Financial analyst Richard Barrington of Credit Sesame says that saving up emergency funds may be crucial in 2023 if you want to reach your goals, particularly since the Federal Reserve expects unemployment to rise this year.
Most experts agree that your emergency fund should ideally have at least three to six months of expenses that aren’t being allocated to pay for anything else.
“An emergency fund is a good way to have some money available to see you through a financial setback like a period of joblessness,” said Barrington.
“Otherwise, you may have to resort to borrowing, which only makes the problem worse by adding interest charges to your expenses.”

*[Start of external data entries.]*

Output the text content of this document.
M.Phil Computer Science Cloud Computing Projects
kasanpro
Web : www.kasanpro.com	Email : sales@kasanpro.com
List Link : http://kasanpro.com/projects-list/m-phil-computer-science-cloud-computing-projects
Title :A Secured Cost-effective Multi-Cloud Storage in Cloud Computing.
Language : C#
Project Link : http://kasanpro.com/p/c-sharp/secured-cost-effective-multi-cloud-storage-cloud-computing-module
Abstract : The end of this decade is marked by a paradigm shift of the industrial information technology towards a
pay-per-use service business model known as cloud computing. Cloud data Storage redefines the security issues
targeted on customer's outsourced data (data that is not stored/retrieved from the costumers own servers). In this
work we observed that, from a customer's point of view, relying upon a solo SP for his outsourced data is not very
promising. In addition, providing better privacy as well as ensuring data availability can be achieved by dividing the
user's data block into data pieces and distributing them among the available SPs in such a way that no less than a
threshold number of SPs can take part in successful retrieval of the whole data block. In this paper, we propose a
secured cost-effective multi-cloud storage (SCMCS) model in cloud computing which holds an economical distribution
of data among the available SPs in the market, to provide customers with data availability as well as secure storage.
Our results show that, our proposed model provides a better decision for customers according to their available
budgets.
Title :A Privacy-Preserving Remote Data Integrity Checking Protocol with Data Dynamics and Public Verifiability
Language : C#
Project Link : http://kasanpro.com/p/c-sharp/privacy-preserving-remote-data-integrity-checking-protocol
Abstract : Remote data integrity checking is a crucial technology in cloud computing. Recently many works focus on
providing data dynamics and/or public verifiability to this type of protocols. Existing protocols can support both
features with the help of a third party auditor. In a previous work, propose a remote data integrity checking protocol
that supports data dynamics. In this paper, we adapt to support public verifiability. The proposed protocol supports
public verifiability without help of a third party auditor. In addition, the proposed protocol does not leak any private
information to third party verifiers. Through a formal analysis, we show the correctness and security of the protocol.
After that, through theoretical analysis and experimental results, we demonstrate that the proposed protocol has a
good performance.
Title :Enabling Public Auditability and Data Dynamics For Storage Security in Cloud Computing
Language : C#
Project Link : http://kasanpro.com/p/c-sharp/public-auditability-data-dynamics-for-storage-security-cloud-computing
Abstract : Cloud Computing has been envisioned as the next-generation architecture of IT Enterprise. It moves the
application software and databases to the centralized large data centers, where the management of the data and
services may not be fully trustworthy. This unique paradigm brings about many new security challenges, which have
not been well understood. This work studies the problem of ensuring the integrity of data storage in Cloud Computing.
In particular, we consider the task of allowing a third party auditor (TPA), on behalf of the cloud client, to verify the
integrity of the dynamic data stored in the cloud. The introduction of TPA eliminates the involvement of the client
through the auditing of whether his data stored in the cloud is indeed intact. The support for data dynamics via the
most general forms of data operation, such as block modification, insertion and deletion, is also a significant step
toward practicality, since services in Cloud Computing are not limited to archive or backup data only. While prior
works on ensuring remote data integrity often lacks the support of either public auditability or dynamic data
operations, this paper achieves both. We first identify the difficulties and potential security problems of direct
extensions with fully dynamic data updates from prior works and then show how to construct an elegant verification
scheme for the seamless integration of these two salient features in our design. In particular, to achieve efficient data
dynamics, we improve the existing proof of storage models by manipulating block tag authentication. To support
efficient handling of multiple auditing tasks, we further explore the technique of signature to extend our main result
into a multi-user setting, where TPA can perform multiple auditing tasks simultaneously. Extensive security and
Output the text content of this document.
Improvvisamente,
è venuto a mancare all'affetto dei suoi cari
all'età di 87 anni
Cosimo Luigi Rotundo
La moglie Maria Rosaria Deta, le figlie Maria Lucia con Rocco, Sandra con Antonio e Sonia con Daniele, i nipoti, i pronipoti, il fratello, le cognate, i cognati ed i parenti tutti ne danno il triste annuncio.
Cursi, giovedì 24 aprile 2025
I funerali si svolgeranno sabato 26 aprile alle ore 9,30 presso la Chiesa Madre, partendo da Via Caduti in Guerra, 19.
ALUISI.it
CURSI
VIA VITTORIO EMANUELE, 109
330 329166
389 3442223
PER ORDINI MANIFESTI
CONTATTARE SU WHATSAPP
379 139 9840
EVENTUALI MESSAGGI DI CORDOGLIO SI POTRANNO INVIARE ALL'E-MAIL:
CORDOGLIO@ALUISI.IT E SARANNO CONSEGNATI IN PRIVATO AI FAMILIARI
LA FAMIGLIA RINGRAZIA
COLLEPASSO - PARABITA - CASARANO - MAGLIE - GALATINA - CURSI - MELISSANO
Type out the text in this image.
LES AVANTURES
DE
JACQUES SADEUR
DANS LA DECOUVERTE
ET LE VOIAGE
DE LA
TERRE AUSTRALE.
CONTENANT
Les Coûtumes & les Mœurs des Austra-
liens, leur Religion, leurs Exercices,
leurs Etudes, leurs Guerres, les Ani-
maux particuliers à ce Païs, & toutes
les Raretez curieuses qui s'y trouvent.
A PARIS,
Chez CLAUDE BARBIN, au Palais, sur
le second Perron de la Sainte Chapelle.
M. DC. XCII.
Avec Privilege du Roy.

Don’t Let Small Mistakes Ruin Your Plans
Finally, Senior Financial Planning Education Consultant Emily Koochel, Ph.D. of eMoney Advisor says it’s important to reflect and set money goals. However, you should also remember that humans are never perfect, and that our behavior doesn’t always align with where we hope to be in the future.
“By declaring what is important to us first, and by paying attention to our behavior, we can start to notice our progress towards success, identify the gaps, and determine when our behavior falls short of our ideals,” she said.
With all this in mind, it’s also important to understand that everyone makes mistakes and to “give yourself some grace.” Ultimately, this means not giving up if you make a poor financial decision or a financial emergency leaves you falling short of your goals for a while.
“If you make a ‘bad’ financial decision, take time to realign and get back on track,” said Koochel.
“We always have room to grow and improve.”